A curved case on the north end of the mezzanine offers a sense of how Asian cultures viewed their place in the world. Manuscripts maps of Asia are extremely difficult to find outside of China, Japan, and Korea, but the Beinecke Library has a small collection of printed maps made from earlier originals, Clemens said. A large political map of Korea at the case’s center is an 18th-century reproduction of a map likely made during the Joseon Dynasty in the 16th-century.
“It’s important because it shows Korea’s eight provinces, but it’s also just a gorgeous map,” Clemens said.

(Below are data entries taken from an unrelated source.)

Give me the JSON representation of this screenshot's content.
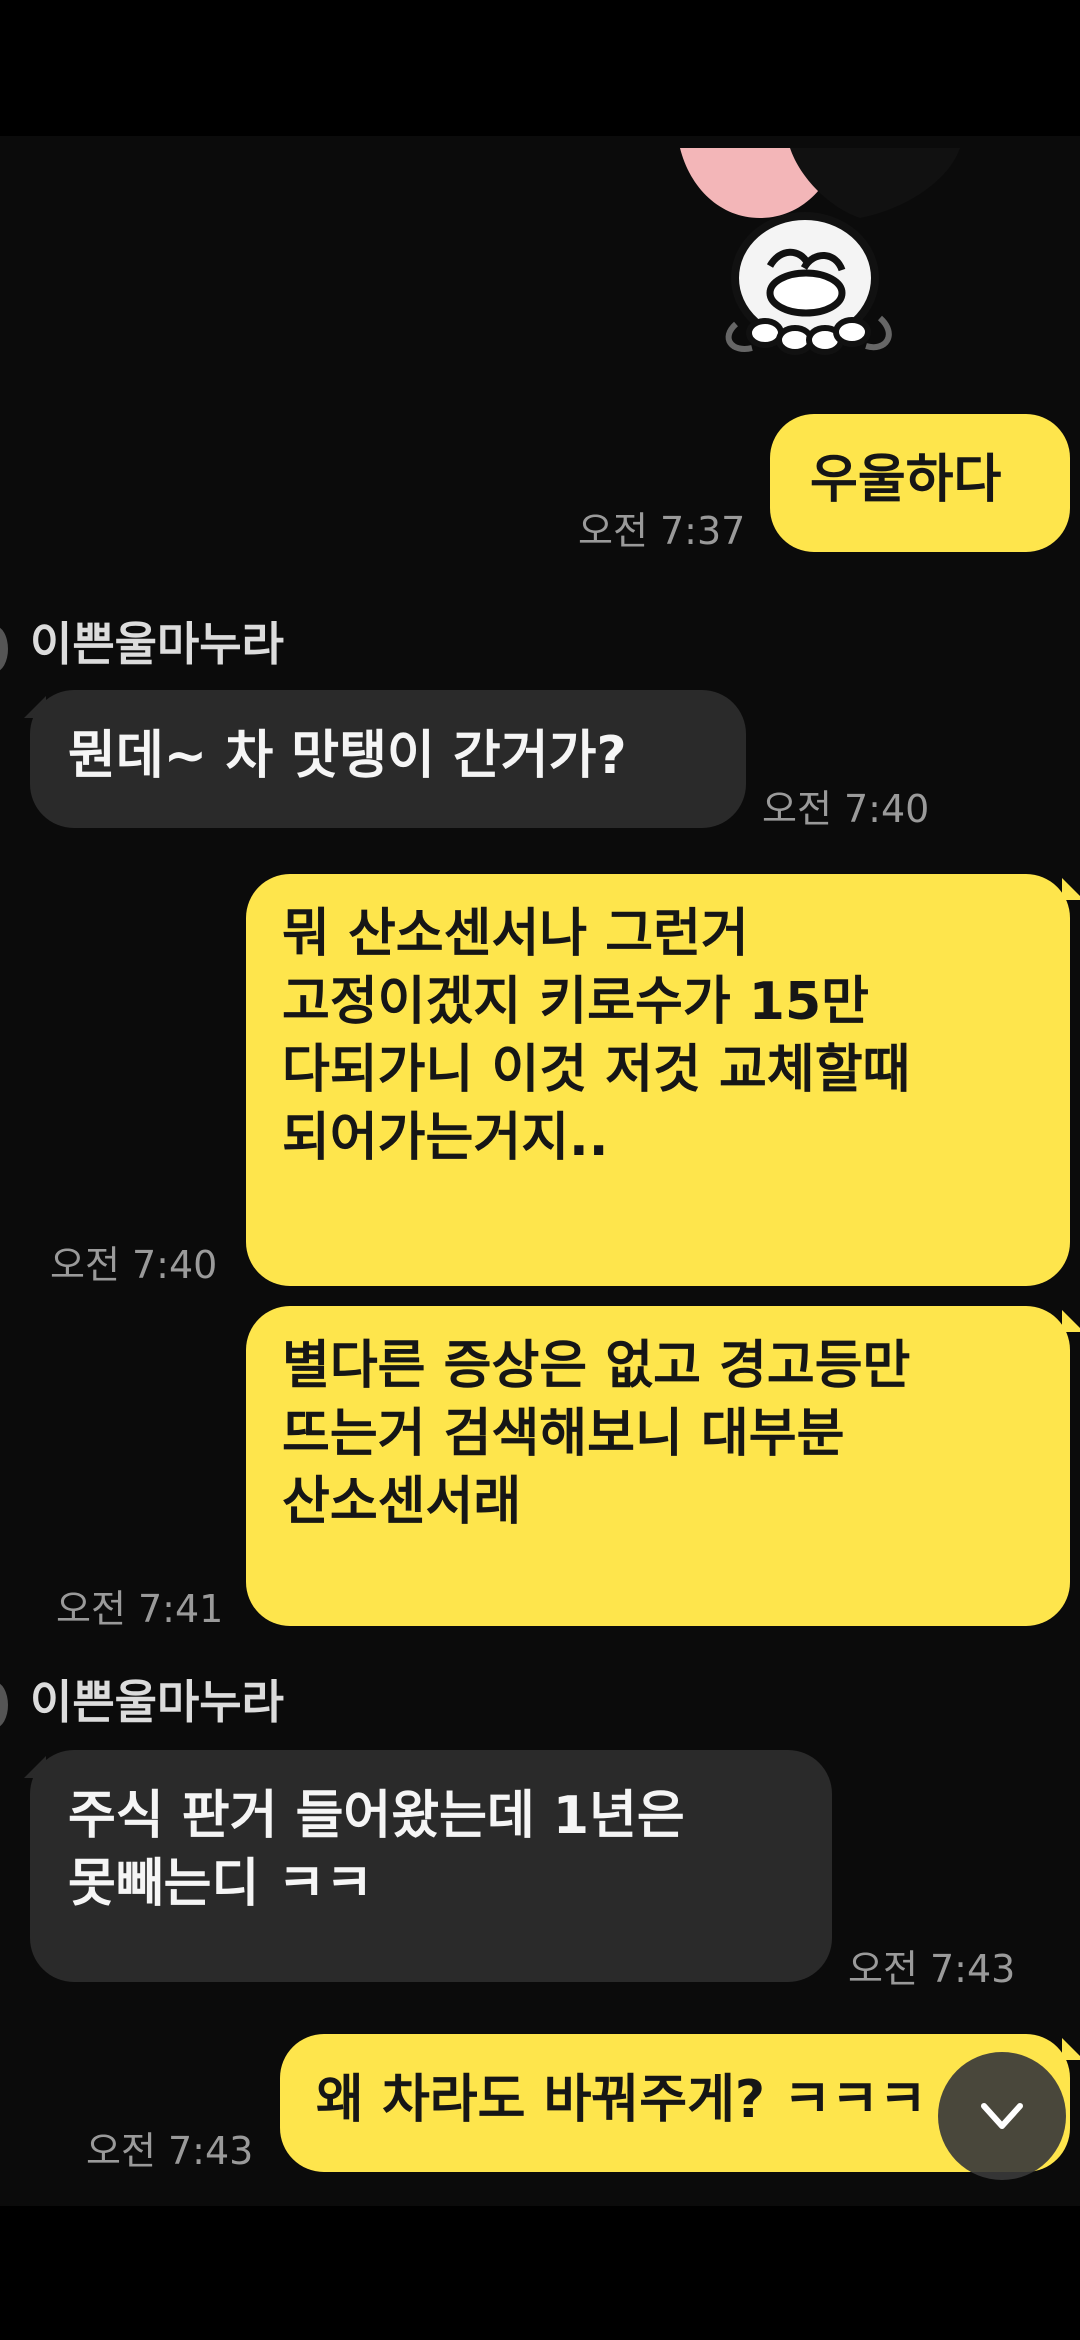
{
  "messages": [
    {
      "type": "sent",
      "text": "우울하다",
      "time": "오전 7:37"
    },
    {
      "type": "received",
      "sender": "이쁜울마누라",
      "text": "뭔데~ 차 맛탱이 간거가?",
      "time": "오전 7:40"
    },
    {
      "type": "sent",
      "text": "뭐 산소센서나 그런거\n고정이겠지 키로수가 15만\n다되가니 이것 저것 교체할때\n되어가는거지..",
      "time": "오전 7:40"
    },
    {
      "type": "sent",
      "text": "별다른 증상은 없고 경고등만\n뜨는거 검색해보니 대부분\n산소센서래",
      "time": "오전 7:41"
    },
    {
      "type": "received",
      "sender": "이쁜울마누라",
      "text": "주식 판거 들어왔는데 1년은\n못빼는디  ㅋㅋ",
      "time": "오전 7:43"
    },
    {
      "type": "sent",
      "text": "왜 차라도 바꿔주게? ㅋㅋㅋ",
      "time": "오전 7:43"
    }
  ],
  "icons": {
    "sticker": "crying-character-sticker",
    "scroll_down": "chevron-down-icon"
  },
  "colors": {
    "sent_bubble": "#fee54c",
    "received_bubble": "#2a2a2a",
    "background": "#0b0b0b"
  }
}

A display case along the east wall contains two copies of Da sphaera (“On the sphere”), a 13th-century
text by astronomer Johannes de Sacro Bosco that shows, contrary to contemporary myth, that medieval people conceived of the world as an orb.
One of the copies, produced in the 15th century, includes an illustration of an astronomical model with Earth at the center, the sun at the periphery, and depictions of the moon in its various phases at it circles the globe. The second copy, created between 1526 and 1527, includes a foldout map of the world. It is a version of a T-O map, which were common in medieval Europe. These maps were simple diagrams consisting of a “T,” which typically divides the world into Asia, Europe and Africa, enclosed in an “O” that represents the waters surrounding land masses. While used for instruction, T-O maps were not meant to reflect the shape of the world, Clemens explained.
A case displaying Arabic world maps includes a copy of a 17th-century copy of map of the world from “A Book of Marvels and Things Created” by 13th-century cosmographer Zakariyya’ al-Qazwini. Mecca sits at the map’s center, the rest of the world spreading out in a circle from it. The Red Sea is a rectangular blue mass. The Mediterranean is oblong shaped at the map’s top-left.
A treatise Geoffrey Chaucer penned circa 1450 on how to use an astrolabe is included in a case containing manuscripts about the astronomical instrument that sailors used to determine latitude. He dedicated the work to his son.
At its conclusion, the exhibit turns its gaze to the heavens. The final small case on the building’s west side holds several copies of Galileo’s first printed images of the moon. The famed astronomer’s detailed sketches of the cratered lunar landscape — the first ever created with the benefit of a telescope — introduced many Europeans to the dark side of the moon. Before Galileo’s discoveries, many people believed that the moon generated its own light, Clemens said.
A black and white image of the Earth taken in 1966 by Lunar Orbiter 1, the first U.S. spacecraft to orbit the moon, provides a backdrop to the display of Galileo’s materials.
“When Galileo looked through his telescope, it gave him a new perspective of the moon,” Clemens said. “I thought it was fitting to include the first Earthrise photo, as it offered all of us a unique perspective of the Earth from the moon.”